AI tech will be used to enhance understanding in sensitive organisations. Image: Martin D. Adams
Taking in information
Adams said AI technologies now allow organisations to pull in information from the outside world at scale, depth, and speed. This allows them to better understand real demand, interests, and communities, rather than simply focusing on markets as consumers.
He cited the example of banking institution UBS, which used AI and content analysis to discover that their high-net-worth clients were consuming a significant amount of content related to isolation, loneliness, and mental health struggles. This gave them insights into the unmet needs of this community.
Integrating information
Sensitive organisations tend to integrate the information and insights gathered through AI into the broader organisation. This can allow them to change the shape and function of the company through stakeholders across the business, so it can adapt to the environment.
Adams said L’Oreal’s NYX brand, for example, was able to use AI and content analysis to identify naturally occurring communities and interests around “goth romance, goth horror, and goth comedy.” They then used this information to design a new product line aligned with those community interests.
Responding to information
Adams said sensitive organisations use integrated information to develop a strong “sense and response” capability, where they are more open, receptive, and responsive to change. For example, he said sensitive organisations are unlikely to use AI merely to produce more of the same at a faster rate. Instead, they are likely to leverage it to redefine the problems they face and create more precise problem statements.
IT leaders should focus on psychological safety
Adams recommended organisations use narrow AI “upstream,” not as a production technology, but as a tool to understand demand, interest, community, and unmet needs. Then, generative AI can be used to spread that information throughout organisations, and respond sensitively to the environment.
He also urged IT leaders not to forget the teams and employees they will be working with to deploy AI.

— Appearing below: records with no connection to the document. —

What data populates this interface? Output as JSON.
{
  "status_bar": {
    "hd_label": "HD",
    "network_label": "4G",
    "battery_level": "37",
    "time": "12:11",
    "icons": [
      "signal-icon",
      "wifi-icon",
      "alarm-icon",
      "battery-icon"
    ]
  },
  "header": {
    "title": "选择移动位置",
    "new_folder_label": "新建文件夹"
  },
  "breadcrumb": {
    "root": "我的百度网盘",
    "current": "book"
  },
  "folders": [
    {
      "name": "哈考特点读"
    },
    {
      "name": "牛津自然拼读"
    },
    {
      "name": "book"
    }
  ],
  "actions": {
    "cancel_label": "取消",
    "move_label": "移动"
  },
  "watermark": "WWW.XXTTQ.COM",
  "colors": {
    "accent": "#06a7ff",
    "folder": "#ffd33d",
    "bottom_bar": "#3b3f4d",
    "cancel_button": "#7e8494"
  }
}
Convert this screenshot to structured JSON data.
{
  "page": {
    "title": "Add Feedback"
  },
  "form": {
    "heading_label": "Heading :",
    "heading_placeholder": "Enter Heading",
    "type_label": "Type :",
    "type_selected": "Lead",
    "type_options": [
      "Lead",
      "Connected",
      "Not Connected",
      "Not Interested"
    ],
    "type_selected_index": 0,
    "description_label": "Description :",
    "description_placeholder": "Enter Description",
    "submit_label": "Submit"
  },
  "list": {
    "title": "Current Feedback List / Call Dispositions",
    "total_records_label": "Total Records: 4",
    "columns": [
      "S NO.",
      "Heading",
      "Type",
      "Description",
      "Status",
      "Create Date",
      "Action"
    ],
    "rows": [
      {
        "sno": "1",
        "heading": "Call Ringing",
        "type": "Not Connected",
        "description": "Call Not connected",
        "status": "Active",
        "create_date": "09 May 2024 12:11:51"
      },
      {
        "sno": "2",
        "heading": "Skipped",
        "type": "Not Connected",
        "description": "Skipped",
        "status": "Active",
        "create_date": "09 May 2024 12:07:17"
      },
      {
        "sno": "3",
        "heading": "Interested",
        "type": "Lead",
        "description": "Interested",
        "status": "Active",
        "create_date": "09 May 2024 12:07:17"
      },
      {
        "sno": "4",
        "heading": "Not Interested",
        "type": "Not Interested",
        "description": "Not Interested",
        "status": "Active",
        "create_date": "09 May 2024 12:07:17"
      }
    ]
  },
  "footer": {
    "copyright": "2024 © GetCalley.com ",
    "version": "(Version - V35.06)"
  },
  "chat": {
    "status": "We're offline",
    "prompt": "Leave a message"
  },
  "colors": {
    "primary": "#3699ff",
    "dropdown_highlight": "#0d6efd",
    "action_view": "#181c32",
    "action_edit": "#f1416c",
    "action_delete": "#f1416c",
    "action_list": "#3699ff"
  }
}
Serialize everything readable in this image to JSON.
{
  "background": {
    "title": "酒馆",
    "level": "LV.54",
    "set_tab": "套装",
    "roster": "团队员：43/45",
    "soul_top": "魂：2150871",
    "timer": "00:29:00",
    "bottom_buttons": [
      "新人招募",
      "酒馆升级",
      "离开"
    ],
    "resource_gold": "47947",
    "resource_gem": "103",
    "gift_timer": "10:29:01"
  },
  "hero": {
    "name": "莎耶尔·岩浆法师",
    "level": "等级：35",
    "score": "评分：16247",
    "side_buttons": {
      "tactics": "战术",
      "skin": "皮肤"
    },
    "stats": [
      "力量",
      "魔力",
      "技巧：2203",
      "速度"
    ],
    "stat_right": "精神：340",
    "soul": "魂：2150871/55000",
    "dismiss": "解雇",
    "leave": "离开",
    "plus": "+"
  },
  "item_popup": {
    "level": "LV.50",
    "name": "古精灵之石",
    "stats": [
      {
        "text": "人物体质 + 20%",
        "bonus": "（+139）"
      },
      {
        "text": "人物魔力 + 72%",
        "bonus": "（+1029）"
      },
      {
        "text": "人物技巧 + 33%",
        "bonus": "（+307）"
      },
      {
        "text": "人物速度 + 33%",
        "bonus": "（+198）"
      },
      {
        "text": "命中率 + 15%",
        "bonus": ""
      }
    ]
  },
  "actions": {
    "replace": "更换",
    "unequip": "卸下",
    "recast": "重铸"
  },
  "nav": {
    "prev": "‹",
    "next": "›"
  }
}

“If you’re a leader of any type, and you’re talking about AI as being in there to create these efficiencies, to automate processes, you’ve got to be aware this might be very, very scary for people in your organisation; AI is a system, but you’re also bringing it into a system,” he cautioned.
Creating psychological safety within teams will actually support AI’s role in the organisation, he said.
“Emphasize the fact AI can unlock things we wouldn’t be able to do but for the existence of AI, and it can enable them to do their best work,” Adams urged. “Having this view is not some diplomatic thing and doesn’t get in the way of adoption; it actually greases the wheels for adoption to create psychological safety.”